I, in contrast, rather like them. These adjustments, arranged in pairs at three radial locations, allow me to adjust the centering, tilt, and even the fore and aft position of the diagonal; only rotation has to be handled by other means (and doesn't need adjustment anything like as often as the regular collimation). One key point, however, is to use sturdy machine heads designed for steel strings; the lightweight goods made for nylon strings simply won't hold up when you put enough tension on the wire to suspend a diagonal with reasonable rigidity as well as positioning it in the tube with the required precision.
As you can probably tell from the images, the tensioners consist of short lengths of aluminum angle with the machine heads mounted to them with small machine screws and nuts. These photos don't show the sheet metal screws penetratign through the tube, but they do -- and hold the tensioners firmly in place. You can see the two holes, 1/4" diameter, that serve to feed through the guitar strings (which themselves are invisible in the right hand photo due to lighting).
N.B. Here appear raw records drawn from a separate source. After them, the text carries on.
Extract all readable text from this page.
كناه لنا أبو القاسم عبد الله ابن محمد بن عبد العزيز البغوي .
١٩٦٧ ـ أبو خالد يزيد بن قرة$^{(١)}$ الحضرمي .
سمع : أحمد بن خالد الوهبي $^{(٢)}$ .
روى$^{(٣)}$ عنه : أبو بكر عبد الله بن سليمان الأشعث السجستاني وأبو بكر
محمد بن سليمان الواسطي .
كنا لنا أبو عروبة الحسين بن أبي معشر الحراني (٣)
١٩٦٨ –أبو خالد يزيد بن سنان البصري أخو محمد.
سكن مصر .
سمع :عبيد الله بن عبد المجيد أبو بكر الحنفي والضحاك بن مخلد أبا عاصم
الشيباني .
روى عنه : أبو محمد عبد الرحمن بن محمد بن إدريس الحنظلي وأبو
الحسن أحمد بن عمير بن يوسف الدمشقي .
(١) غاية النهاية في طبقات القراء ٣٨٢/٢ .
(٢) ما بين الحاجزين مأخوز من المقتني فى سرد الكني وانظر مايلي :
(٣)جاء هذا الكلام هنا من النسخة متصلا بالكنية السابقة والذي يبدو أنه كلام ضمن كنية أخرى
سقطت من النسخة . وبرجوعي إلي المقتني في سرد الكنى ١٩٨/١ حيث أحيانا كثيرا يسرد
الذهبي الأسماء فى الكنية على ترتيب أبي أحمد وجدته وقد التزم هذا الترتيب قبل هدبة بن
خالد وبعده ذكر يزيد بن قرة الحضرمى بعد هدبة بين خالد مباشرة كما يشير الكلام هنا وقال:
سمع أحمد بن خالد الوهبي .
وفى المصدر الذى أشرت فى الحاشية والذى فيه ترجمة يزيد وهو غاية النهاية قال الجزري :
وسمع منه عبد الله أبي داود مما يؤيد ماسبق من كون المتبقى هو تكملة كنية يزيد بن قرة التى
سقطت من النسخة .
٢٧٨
Unfortunately, due to adjustments required after the holes were drilled, the holes are rather too close together; next time I have the diagonal out, I plan to use my nibbler to convert the holes into slightly longer slots and free the wires from interference with the tube.
There's one other significant drawback to using any kind of tensioned spider: the tension has a tendency to pull the tube out of round, which makes for a rather esthetically annoying effect which is, fortunately, optically insignificant.